07- Interview 2000

 

 

Rendez-vous avec Hillel Henry Bakis

Propos recueillis par Stéphane Szlos-Godin. ​

Actualité juive n° 659, 8 juin 2000, p. 5.

« Quand on écrit ou dit la terre, on pense naturellement à Eretz Israël »

D'une famille bônoise et constantinoise, transplanté d'Algérie en 1962, Hillel Henry Bakis, directeur du Doctorat « Mutations spatiales et sociales » à Montpellier, a scrupuleusement consigné dans des carnets des récits et mythes judéo-maghrébins issus de la tradition orale de ses aïeux. L'auteur met ses compétences professionnelles entre parenthèses, pour restituer des ambiances conviviales et ferventes.

Actualité Juive : Comment avez-vous commencé à mettre par écrit les contes qui ont bercé votre enfance ? Pourquoi ce désir, alors que vous êtes un spécialiste de géographie, de nouvelles technologies, et que vous dirigez la revue Netcom ?

Hillel Henry Bakis : Enfant, j'ai collectionné les histoires de mon grand-père maternel sur des carnets.
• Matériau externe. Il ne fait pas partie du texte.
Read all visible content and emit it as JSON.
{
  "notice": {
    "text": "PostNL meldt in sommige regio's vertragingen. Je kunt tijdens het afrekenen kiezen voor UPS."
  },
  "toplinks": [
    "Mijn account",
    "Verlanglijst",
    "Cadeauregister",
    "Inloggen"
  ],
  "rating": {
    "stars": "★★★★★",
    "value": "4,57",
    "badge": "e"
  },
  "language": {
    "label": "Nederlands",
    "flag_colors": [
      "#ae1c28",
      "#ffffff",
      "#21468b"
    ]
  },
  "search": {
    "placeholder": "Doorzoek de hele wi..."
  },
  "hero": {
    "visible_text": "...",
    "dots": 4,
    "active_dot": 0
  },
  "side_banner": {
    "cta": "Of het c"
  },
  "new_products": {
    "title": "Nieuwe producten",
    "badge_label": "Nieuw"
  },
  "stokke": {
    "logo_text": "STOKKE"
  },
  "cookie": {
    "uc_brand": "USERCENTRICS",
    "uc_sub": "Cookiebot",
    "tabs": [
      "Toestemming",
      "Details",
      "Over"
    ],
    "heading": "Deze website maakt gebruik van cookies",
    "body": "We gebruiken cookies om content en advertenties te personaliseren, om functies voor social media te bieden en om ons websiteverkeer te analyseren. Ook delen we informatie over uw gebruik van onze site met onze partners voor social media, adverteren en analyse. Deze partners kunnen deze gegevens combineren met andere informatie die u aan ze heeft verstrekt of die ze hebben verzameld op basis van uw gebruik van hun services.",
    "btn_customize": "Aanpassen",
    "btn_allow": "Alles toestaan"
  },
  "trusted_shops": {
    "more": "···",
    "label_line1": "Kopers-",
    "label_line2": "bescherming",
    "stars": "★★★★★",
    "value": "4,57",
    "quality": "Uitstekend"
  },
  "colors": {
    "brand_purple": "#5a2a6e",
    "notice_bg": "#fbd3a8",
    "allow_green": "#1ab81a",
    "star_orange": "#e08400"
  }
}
En 1990, j’ai publié pour la première fois, à compte d’auteur, un petit ouvrage sur des contes juifs. Cela m’a donné envie de m’intéresser à un large corpus de contes tunisiens, algériens, marocains et même libyens. Cet intérêt est tout naturellement enraciné dans la foi ancienne, permanente de mon environnement familial. Le judaïsme maghrébin considère comme des évidences tranquilles et naturelles, tant la cacheroute que le shabbat et la présence aux offices dans les synagogues. La meilleure manière de vivre mon judaïsme passe par la pratique.

Actualité Juive quels types de partenariats, entretenez-vous avec des chercheurs-spécialistes de
ces sujets ?

H.H.B : Je me nourris de leur réflexion et de leurs apports à la mise en relief de ces éléments du patrimoine judéo-maghrebin.

A.J. : Envisagez-vous de flaire de ces sujets de futurs objets de recherches ?

H.H.B : Il n’y a pas de contradictions entre les deux univers de recherches : sur certains aspects, il y a même convergence. Par exemple, il faut comprendre les nouveaux réseaux de la communication culturelle à l'heure de la mondialisation. Par ailleurs, il y a cette activité fondamentale d’écoute et de collection des histoires traditionnelles que j'ai pu entendre.

A.J. : Dans l’imaginaire judéo-maghrébin des mythes et histoires que vous avez réécris, qu’est-ce qui vous paraît le plus significatif ?

H.H.B : Dans les deux livres, dans le recueil de contes, Le Fil du Temps, et dans le roman Le Messie est en retard, les dernières pages évoquent Israël et Jérusalem. Dans l’imaginaire juif maghrébin, quand on écrit ou dit la Terre, on pense naturellement à Erets Israël, à la Terre d’Israël. Il y a un fil, comme une sorte de branchement avec cette époque originelle du don de la Torah à Moïse sur le Sinaï. La fonction de toute littérature juive, calée sur les traditions, s'inscrit dans la transmission du don de la Loi.

A.J. : Quel est votre but en écrivant ?

H.H.B Distraire et faire réfléchir, et enseigner agréablement.